Ribeira Grande, 31 Ago (Inforpress) – A presidente da Associação Comunitária Ponta de Cinta, Maria do Rosário, considerou hoje que a localidade de Corda está a perder população, devido à falta de emprego e oportunidades, cenário agravado pela redução da dinâmica económica.
Em declarações à Inforpress, Maria do Rosário considerou que a mudança do fluxo rodoviário para a via litoral retirou Corda “uma importante oportunidade” de comercialização dos produtos locais, agravando as dificuldades económicas que a comunidade enfrenta com a saída contínua dos jovens.
“Antes comercializávamos tudo na estrada. Depois que a estrada passou para a via litoral, ficámos com um bloqueio e diminuíram consideravelmente as oportunidades de vender os nossos produtos”, afirmou.
Para a responsável, esta perda de dinâmica económica soma-se a outros problemas que têm condicionado o desenvolvimento da localidade, entre os quais a falta de água, mão-de-obra e postos de trabalho.
É neste cenário que Corda continua a perder sobretudo a sua população mais jovem, que sai depois de concluir o ensino secundário para procurar formação e emprego noutros pontos do país.
Maria do Rosário reconheceu que têm sido desenvolvidos esforços para criar oportunidades económicas na própria comunidade, mas admitiu que os poucos postos de trabalho que surgem não são suficientes para fixar os jovens.
“Podemos criar um ou outro posto de trabalho, mas não conseguimos dar resposta”, observou.
Segundo a mesma fonte muitos dos que deixam a localidade não regressam.
A consequência, segundo a dirigente associativa, já é visível na própria composição da população, cada vez mais envelhecida, assim como na redução do número de crianças no jardim infantil e de alunos na escola.
“Praticamente já não temos jovens. Podemos dizer que estamos perante uma localidade de pessoas a partir dos 50 anos”, afirmou.
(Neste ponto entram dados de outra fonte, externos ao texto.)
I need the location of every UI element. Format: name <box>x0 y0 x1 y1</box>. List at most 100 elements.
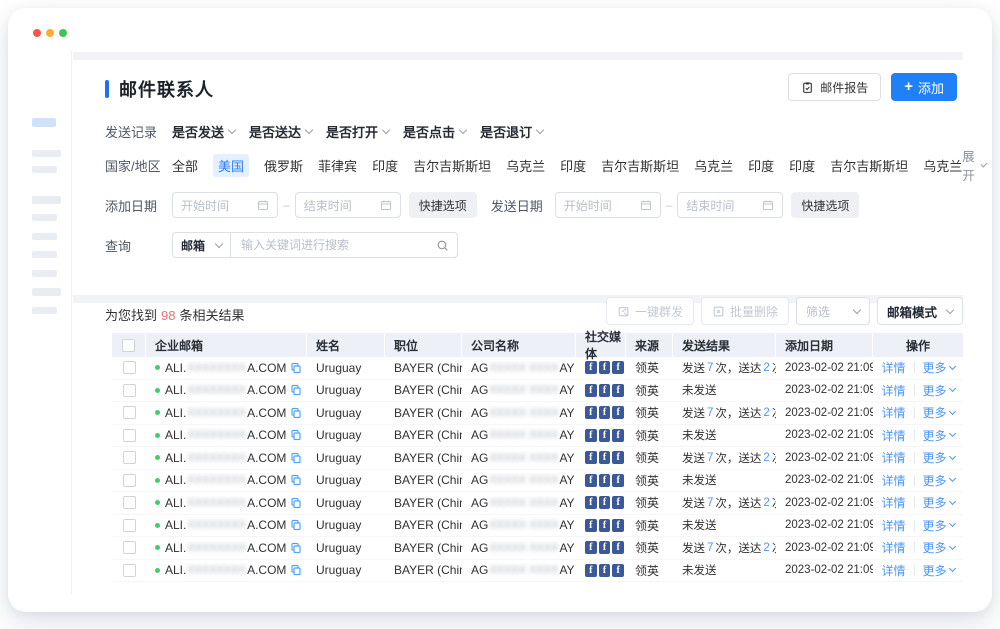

Apesar dos constrangimentos, Maria do Rosário considerou que Corda dispõe de potencial, sobretudo agrícola, e defendeu a necessidade de criar condições que permitam transformar os recursos locais em rendimento e oportunidades.
“Qualquer actividade que fazemos é uma tentativa de dinamizar esta zona para que não caia no esquecimento”, sustentou.
Maria do Rosário considerou que criar condições para fixar os jovens e incentivar o regresso dos que deixaram a comunidade continua a ser um dos maiores desafios da localidade.